The dotted blue line goes from the origin through the production functions for the old and new technologies. Its slope is the average product of capital.

As was the case in Unit 3, the production function describes diminishing marginal returns: as the worker works with more capital goods, output increases, but at a diminishing rate (Charlie Chaplin showed in the 1936 film Modern Times that there is a limit to the number of machines a worker can make use of). This means that with increasing quantities of capital goods, we have a diminishing marginal product of capital goods. The slope of the production function at each level of capital per worker shows the marginal product of capital. It shows how much output increases if capital equipment per worker increases by one unit.

The magnified section at point A in Figure 16.2 shows how the marginal product of capital is calculated: note that Y/worker is used as shorthand for output per worker, and the marginal product of capital (MPK) is ΔYK. The marginal product of capital at each level of capital per worker is the slope of the tangent to the production function at that point.

Leibniz: Malthusian economics
Leibniz: Labour and production

Previous Leibnizes have showed how to use calculus to calculate the MPK at any point on a given production function. Take a moment to have another look at them.

concave function
A function of two variables for which the line segment between any two points on the function lies entirely below the curve representing the function (the function is convex when the line segment lies above the function).

We can see from Figure 16.2 that the marginal product of capital is falling as we move along the production function. A production function that exhibits diminishing returns to capital is concave. Concavity captures the fact that output per worker increases with capital per worker, but less than proportionally.

Concavity means that an economy will not be able to sustain growth in output per worker simply by adding more of the same type of capital. At a certain point, the marginal productivity of capital becomes so low that it is not worth investing any further. As we saw in Unit 14, business owners will invest domestically only if the return is higher than the return to buying bonds (the yield) or investing abroad, and at the same time, high enough that they do not simply want to spend their profits on consumption goods.

Sustained economic growth requires technological change that increases the marginal productivity of capital. This rotates the production function upwards and makes it profitable to invest domestically, leading to increased capital intensity. Follow the steps in the analysis in Figure 16.2 to see how the combination of technological change and capital investment raises output per worker.

Taylorism
Innovation in management that seeks to reduce labour costs, for example by dividing skilled jobs into separate less-skilled tasks so as to lower wages.

New technology can also refer to new ways of organizing work. Remember that a technology is a set of instructions for combining inputs to make output. The managerial revolution in the early twentieth century called Taylorism is a good example: labour and capital equipment were reorganized in a streamlined way, and new systems of supervision were introduced to make workers work harder. More recently, the information technology revolution allows one engineer to be connected with thousands of other engineers and machines all over the world. The ICT revolution therefore rotates the production function upward, increasing its slope at every level of capital per worker.

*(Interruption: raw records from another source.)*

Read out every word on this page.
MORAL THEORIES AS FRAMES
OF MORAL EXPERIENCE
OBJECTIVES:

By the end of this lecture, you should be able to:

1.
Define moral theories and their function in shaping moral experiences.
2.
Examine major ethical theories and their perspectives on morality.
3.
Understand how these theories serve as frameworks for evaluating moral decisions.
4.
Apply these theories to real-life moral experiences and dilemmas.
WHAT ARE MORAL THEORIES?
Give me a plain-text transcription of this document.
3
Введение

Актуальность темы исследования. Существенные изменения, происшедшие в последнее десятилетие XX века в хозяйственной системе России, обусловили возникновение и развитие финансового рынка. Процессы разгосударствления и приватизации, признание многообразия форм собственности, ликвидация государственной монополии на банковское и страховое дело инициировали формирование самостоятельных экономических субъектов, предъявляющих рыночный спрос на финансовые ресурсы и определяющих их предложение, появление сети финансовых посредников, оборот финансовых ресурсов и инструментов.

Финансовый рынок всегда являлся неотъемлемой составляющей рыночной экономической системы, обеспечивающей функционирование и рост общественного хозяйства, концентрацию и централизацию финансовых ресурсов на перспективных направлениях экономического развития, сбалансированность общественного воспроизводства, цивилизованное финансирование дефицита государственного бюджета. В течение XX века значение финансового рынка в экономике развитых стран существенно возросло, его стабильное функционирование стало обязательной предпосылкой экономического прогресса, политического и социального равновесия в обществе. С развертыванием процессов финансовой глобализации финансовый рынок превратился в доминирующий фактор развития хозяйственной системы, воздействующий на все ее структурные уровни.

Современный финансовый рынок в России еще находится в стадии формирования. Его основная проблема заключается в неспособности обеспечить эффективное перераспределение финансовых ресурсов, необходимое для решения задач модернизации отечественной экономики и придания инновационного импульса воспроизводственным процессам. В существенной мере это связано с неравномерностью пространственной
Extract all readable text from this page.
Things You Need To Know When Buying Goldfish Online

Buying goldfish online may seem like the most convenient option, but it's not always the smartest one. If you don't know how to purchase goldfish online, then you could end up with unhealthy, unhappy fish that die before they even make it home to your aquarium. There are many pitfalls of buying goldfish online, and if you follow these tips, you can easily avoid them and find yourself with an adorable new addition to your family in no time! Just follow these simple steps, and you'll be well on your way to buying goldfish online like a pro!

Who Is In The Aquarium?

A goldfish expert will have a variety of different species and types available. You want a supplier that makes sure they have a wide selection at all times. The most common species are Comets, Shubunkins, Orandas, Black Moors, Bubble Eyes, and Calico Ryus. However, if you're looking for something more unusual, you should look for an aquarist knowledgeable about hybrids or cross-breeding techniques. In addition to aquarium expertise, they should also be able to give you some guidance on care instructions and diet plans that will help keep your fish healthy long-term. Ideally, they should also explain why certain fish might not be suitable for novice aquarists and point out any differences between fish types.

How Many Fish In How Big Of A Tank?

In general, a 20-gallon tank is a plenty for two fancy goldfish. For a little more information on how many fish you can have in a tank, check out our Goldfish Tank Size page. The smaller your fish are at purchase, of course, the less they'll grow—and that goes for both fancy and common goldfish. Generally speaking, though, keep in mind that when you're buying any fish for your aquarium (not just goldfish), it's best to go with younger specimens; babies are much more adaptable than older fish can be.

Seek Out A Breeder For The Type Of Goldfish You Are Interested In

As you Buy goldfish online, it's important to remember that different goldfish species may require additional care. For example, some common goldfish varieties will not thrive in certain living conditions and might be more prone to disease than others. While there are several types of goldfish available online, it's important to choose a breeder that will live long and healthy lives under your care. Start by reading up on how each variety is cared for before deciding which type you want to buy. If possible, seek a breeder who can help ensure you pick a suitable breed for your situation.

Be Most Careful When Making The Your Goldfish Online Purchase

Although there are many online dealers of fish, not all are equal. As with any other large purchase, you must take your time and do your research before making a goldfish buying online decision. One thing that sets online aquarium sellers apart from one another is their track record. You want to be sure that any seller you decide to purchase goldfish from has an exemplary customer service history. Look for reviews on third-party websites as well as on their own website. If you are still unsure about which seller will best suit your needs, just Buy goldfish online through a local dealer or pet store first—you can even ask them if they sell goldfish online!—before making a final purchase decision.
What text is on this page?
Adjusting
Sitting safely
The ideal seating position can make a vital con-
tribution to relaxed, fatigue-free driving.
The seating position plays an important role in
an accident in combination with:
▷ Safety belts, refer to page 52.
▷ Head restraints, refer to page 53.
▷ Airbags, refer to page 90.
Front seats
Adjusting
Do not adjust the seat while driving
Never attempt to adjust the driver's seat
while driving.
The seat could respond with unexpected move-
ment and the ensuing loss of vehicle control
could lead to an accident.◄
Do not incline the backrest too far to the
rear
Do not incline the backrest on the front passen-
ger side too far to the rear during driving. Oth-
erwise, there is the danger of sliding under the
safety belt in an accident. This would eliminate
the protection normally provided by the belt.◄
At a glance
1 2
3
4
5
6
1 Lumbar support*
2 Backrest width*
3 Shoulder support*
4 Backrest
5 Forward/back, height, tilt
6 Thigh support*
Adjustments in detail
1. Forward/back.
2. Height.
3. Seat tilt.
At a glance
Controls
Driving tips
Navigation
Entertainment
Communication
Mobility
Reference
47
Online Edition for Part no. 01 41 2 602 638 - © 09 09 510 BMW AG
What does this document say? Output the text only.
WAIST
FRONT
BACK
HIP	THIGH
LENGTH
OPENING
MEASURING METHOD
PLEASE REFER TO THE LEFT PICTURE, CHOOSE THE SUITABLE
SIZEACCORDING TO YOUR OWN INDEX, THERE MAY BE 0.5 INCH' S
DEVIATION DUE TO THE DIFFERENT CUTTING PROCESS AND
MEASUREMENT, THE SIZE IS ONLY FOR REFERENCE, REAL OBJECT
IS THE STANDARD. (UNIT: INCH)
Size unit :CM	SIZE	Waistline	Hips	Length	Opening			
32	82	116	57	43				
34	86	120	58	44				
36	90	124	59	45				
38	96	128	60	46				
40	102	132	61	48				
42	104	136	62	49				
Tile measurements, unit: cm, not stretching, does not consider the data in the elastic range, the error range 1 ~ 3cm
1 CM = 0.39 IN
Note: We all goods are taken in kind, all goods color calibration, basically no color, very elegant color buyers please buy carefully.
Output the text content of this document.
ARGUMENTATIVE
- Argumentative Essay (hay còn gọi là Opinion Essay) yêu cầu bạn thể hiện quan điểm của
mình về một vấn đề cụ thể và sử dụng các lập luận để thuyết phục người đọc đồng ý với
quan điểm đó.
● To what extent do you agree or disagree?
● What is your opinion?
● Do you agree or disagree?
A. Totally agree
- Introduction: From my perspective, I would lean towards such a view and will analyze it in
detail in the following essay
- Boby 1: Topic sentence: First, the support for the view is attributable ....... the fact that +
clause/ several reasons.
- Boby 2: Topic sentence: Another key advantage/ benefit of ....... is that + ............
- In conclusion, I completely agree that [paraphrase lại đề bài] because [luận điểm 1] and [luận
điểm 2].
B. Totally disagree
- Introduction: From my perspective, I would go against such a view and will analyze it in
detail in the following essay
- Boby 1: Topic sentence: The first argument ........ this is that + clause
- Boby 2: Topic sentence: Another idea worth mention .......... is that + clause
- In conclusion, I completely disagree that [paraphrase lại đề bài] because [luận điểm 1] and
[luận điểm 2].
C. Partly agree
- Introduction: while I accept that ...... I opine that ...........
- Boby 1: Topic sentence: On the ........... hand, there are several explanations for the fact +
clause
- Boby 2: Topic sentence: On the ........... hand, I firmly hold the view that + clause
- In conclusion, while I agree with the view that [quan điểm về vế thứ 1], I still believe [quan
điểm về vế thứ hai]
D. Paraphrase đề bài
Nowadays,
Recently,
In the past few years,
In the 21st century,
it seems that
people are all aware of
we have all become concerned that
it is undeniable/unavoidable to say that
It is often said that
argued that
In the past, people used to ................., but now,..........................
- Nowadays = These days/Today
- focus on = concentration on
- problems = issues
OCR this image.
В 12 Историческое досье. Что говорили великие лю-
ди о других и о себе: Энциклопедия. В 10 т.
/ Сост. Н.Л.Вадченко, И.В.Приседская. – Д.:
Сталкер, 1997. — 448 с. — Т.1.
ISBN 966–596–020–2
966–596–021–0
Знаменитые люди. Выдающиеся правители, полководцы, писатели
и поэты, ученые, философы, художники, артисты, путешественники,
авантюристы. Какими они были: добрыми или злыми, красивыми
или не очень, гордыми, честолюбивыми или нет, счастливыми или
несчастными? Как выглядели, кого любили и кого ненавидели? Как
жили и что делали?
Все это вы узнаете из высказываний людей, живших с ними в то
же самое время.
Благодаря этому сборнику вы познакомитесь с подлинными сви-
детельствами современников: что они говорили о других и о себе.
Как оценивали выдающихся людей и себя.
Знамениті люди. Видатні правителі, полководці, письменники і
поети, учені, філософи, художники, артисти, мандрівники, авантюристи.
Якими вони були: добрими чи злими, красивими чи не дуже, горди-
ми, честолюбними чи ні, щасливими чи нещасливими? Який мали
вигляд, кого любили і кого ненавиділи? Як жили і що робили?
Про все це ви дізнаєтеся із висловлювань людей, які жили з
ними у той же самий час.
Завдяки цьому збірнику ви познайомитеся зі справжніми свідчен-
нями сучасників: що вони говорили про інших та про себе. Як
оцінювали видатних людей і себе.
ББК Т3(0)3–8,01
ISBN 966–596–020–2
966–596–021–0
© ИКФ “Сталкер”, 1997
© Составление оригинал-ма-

In Figure 16.2, you can see a dotted blue line from the origin through the production functions for the old and new technologies. The slope of this line tells us the amount of output per unit of capital goods at the point where it intersects the production function: it is the amount of output per worker divided by the capital goods per worker. From the diagram, we note that points B and C on the two production functions have the same output per unit of capital goods.

To see how technological progress and capital accumulation shaped the world, we focus on the countries that have been the technology leaders. Britain was the technological leader from the Industrial Revolution until the eve of the First World War, when the US took over leadership. Figure 16.3 has capital per worker on the horizontal axis and output per worker on the vertical axis.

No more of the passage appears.